Statement: Trump administration “habitat” rule would weaken our best tool for fighting extinction

The rule blocks the Endangered Species Act from protecting habitats necessary for imperiled species to make a full recovery
For Immediate Release

WASHINGTON --  Weeks after a report by the UN Convention on Biodiversity warned of worldwide “unprecedented biodiversity loss,” the Fish and Wildlife Service and National Oceanic and Atmospheric Administration posted a rule Tuesday that redefines “critical habitat” under the Endangered Species Act. Under its new meaning, protections will only exist for places where a species lives today or for areas that, if unchanged, could host the species. This shifted definition means that locations that could one day become habitat, or that could be restored to become a suitable habitat, wouldn’t be protected. 

The Endangered Species Act has been one of America’s most effective conservation laws and has helped prevent species such as the bald eagle and California condor from being wiped off the planet. This rule will be officially published Wednesday.

Environment America Conservation Advocate Alex Petersen issued the following statement:

“This decision by the Trump administration spells trouble for imperiled species in America. Animals that have already lost so much of the land they once roamed. Now they face an uphill climb from competition with invasive species, the effects of global warming, and the lack of genetic exchange between fractured habitats. This new rule ratchets up the danger, making even modest recovery efforts unworkable for many species that have already been decimated by human development.

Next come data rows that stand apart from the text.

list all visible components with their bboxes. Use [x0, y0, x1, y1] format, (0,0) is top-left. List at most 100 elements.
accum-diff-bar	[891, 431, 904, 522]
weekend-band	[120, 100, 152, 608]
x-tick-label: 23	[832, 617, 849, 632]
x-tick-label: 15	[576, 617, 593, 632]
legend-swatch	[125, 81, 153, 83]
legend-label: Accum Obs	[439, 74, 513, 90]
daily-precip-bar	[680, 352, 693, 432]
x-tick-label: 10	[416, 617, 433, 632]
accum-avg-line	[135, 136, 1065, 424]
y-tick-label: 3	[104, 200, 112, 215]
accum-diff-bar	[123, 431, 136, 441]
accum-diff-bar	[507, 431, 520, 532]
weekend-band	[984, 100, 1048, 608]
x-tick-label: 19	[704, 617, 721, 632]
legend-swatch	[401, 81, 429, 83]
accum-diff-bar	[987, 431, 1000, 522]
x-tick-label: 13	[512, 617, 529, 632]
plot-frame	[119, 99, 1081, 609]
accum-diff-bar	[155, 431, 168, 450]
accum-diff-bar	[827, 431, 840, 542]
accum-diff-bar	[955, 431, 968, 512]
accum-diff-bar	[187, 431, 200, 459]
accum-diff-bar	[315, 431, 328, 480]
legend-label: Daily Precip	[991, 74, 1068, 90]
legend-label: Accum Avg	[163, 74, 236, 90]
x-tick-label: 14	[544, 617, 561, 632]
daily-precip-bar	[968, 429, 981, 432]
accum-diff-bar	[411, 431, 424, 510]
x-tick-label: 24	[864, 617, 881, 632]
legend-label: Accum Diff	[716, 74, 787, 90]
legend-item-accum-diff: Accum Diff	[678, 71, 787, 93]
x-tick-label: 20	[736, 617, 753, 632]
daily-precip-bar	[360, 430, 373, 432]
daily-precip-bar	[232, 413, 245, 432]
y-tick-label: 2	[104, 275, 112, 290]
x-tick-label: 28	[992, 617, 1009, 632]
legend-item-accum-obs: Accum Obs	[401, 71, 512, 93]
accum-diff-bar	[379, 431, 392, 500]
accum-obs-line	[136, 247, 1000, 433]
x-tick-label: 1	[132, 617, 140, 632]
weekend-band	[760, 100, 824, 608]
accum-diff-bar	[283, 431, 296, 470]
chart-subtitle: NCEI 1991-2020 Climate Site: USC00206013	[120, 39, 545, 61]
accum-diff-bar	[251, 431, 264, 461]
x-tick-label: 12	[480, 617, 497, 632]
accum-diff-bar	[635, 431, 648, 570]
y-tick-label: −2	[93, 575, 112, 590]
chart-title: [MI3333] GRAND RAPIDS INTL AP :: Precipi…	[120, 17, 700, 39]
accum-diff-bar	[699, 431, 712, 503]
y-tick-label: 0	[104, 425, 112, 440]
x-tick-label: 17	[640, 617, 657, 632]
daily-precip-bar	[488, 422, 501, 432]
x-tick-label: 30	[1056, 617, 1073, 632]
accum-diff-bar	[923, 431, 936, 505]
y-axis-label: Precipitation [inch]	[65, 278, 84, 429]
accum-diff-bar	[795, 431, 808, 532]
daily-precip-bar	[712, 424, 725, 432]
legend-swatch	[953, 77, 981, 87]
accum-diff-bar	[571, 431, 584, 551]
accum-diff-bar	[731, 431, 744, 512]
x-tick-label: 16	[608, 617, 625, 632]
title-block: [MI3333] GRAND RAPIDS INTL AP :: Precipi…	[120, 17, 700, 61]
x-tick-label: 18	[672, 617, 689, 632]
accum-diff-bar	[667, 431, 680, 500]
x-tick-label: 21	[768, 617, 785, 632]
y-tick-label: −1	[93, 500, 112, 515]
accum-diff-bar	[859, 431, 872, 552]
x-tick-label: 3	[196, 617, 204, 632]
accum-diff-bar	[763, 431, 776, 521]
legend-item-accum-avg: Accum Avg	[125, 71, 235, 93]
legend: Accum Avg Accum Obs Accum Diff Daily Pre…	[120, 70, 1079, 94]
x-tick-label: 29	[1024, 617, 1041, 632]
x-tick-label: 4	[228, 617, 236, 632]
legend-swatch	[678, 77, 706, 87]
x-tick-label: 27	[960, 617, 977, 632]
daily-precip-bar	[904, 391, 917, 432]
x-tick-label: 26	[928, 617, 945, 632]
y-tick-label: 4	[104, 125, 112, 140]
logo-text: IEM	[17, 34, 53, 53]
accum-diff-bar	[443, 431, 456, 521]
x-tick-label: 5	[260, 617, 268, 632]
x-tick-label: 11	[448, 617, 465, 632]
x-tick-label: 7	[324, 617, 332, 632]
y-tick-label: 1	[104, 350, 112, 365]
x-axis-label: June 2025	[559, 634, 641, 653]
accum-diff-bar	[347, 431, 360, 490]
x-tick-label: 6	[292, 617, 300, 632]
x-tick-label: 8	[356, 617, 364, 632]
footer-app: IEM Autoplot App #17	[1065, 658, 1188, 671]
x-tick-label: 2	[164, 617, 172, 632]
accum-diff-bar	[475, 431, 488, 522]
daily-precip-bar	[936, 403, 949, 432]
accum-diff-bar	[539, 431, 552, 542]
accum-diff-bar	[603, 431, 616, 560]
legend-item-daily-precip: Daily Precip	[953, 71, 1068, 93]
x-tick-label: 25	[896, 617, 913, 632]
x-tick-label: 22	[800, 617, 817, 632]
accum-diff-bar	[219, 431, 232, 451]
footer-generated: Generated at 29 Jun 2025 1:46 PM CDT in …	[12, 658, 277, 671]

“Habitat protections are essential if we want our incredible wild species, who are dwindling to shockingly low numbers, to continue to exist. Many endangered species occupy only a tiny fraction of their former range and need larger areas -- often outside their current habitat -- in order to survive and thrive in the long term. For example, this might mean protecting a section of a national forest that, in a couple decades, will have enough old-growth trees to sustain a population of northern spotted owls. Or it may require us to restore kelp forests as the first step in a sea otter reintroduction effort along the Pacific coast.

“This rollback is particularly appalling because it reverses successful practices followed by both Republican and Democratic administrations for decades. Under those practices, iconic animals, such as bald eagles and American alligators, have returned from the brink. We should not destroy the future homes of species just to build a few more roads and harvest a little more wood.

“We want to live in a world that’s rich in biodiversity, with butterflies floating in the breeze, owls hooting at us during a hike, and sea otters frolicking along the shore. America should be doing all we can to increase the effectiveness of the Endangered Species Act, not hinder it with crass rollbacks.”

###

Environment America is a national network of 29 state environmental groups. Our staff work together for clean air, clean water, clean energy, wildlife and open spaces, and a livable climate. Our members across the United States put grassroots support behind our research and advocacy. Environment America is part of The Public Interest Network, which runs organizations committed to a shared vision of a better world, a set of core values, and a strategic approach to getting things done.